Iñigo Ros

Personal information
- Full name: Iñigo Ros Añón
- Date of birth: 21 October 1982 (age 43)
- Place of birth: Tudela, Spain
- Height: 1.75 m (5 ft 9 in)
- Position: Midfielder

Youth career
- Real Sociedad

Senior career*
- Years: Team / Apps / (Gls)
- 2001–2006: Real Sociedad B / 89 / (1)
- 2006–2010: Jaén / 150 / (7)
- 2010–2012: Eibar / 42 / (0)
- 2012–2014: Tenerife / 61 / (2)
- 2014–2016: Huesca / 51 / (2)
- 2016–2017: Tudelano / 28 / (0)
- Total:  / 421 / (12)

Managerial career
- 2017–2018: Tudelano (assistant)

= Iñigo Ros =

Spanish footballer

Inigo Ros Añón (born 21 October 1982) is a Spanish former professional footballer who played as a midfielder.

==Club career==
Born in Tudela, Navarre, Ros began his professional career at Real Sociedad, making his senior debut with the B team in the 2001–02 season, in the Segunda División B. He played a further three and a half years with the Basque club before joining Real Jaén in January 2006, acting as captain of the latter.

Ros spent the following four campaigns competing with the Andalusians, leaving in June 2010 and signing with SD Eibar also in the third division. In July 2012 he moved to CD Tenerife still in the third tier, finishing his first season with 40 appearances (playoffs included) as the Canarians returned to Segunda División after a two-year absence.

On 29 September 2013, aged nearly 31, Ros played his first professional match, starting the 1–0 home win over Real Madrid Castilla.
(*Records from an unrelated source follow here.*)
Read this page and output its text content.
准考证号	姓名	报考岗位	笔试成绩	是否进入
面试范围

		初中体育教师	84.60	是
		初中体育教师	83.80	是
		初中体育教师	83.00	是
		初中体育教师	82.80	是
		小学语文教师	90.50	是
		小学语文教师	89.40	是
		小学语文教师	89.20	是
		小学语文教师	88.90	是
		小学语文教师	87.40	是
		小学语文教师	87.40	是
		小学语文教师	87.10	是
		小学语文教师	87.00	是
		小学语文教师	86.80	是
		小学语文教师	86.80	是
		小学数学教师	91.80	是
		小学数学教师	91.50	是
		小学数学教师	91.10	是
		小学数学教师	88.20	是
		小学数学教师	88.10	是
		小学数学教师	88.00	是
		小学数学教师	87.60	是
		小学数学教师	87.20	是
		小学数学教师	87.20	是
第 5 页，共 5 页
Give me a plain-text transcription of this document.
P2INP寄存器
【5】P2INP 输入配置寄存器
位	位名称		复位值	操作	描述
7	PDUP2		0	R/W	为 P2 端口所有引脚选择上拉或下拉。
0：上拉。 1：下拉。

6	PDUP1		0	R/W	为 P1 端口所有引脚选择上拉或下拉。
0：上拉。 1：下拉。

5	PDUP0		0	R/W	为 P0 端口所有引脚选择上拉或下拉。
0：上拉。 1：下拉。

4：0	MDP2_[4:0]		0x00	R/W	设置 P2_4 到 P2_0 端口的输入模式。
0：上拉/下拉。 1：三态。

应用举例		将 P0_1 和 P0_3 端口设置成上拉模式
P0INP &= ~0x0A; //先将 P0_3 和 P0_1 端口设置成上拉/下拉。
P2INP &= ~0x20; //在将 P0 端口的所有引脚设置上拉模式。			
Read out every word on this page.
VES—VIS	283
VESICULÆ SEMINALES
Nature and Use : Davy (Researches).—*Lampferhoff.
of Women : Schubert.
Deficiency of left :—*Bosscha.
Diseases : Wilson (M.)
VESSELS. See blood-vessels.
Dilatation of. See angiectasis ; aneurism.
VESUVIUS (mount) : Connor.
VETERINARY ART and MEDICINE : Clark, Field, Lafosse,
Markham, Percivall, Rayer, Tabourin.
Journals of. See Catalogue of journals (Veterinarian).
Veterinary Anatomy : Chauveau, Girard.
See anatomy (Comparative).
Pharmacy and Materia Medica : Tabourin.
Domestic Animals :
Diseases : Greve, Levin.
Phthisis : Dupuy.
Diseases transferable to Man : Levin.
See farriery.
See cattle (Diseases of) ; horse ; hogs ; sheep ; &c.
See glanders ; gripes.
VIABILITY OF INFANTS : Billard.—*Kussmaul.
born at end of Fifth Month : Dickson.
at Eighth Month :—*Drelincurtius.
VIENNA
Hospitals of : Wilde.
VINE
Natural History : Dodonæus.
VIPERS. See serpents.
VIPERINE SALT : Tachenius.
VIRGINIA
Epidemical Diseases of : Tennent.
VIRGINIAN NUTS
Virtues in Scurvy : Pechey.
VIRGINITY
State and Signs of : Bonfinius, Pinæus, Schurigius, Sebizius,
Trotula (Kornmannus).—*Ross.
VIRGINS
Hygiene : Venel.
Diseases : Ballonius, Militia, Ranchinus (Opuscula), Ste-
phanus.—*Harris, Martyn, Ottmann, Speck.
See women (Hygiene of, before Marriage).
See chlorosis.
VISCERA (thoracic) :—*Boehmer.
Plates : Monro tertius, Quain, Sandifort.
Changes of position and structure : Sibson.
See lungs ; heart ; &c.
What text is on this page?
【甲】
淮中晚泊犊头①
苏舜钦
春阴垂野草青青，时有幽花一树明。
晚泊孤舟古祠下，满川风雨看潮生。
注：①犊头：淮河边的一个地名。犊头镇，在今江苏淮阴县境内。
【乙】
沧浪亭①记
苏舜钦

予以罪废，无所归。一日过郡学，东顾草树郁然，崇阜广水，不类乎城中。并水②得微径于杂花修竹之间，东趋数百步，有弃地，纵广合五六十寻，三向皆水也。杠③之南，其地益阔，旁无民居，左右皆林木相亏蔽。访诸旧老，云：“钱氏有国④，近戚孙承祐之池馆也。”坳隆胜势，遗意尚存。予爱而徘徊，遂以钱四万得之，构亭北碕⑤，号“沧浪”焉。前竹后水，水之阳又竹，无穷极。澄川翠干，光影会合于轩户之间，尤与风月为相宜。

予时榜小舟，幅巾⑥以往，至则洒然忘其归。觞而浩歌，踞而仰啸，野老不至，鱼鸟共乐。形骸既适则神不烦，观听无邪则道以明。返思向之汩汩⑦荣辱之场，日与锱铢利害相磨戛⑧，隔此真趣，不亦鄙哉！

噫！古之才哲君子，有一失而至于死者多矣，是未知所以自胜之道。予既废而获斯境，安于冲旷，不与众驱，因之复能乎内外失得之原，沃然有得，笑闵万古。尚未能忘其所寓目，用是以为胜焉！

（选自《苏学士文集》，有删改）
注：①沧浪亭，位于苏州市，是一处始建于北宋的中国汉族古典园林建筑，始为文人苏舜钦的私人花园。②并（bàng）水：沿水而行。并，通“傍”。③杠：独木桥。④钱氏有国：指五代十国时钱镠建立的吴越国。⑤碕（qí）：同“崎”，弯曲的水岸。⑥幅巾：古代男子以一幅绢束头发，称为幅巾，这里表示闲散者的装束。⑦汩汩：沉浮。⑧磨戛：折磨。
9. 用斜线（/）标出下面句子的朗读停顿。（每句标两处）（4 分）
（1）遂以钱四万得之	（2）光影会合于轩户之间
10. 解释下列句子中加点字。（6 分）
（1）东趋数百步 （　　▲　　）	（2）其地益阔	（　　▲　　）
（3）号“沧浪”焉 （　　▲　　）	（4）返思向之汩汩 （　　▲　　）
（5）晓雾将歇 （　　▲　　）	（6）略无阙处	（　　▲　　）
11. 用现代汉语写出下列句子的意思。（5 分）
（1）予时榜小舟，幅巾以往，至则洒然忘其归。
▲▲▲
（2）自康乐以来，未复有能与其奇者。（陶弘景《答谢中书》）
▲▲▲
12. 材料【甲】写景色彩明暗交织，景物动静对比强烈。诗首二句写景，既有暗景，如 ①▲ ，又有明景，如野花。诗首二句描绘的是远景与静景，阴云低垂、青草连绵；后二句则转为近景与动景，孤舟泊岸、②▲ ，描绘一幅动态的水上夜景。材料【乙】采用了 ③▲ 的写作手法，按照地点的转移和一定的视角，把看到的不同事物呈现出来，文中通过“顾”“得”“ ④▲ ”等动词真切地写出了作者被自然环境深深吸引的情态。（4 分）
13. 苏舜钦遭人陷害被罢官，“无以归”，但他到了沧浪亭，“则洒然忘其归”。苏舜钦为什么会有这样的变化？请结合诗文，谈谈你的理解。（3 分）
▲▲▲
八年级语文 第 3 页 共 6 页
He scored his first league goal on 10 November, in a 2–0 victory against former side Eibar also at the Estadio Heliodoro Rodríguez López.

On 6 July 2014, Ros moved to third-tier SD Huesca.

==Personal life==
Ros' younger brother, Javier, was also a footballer and a midfielder. He also represented Real Sociedad B and Eibar.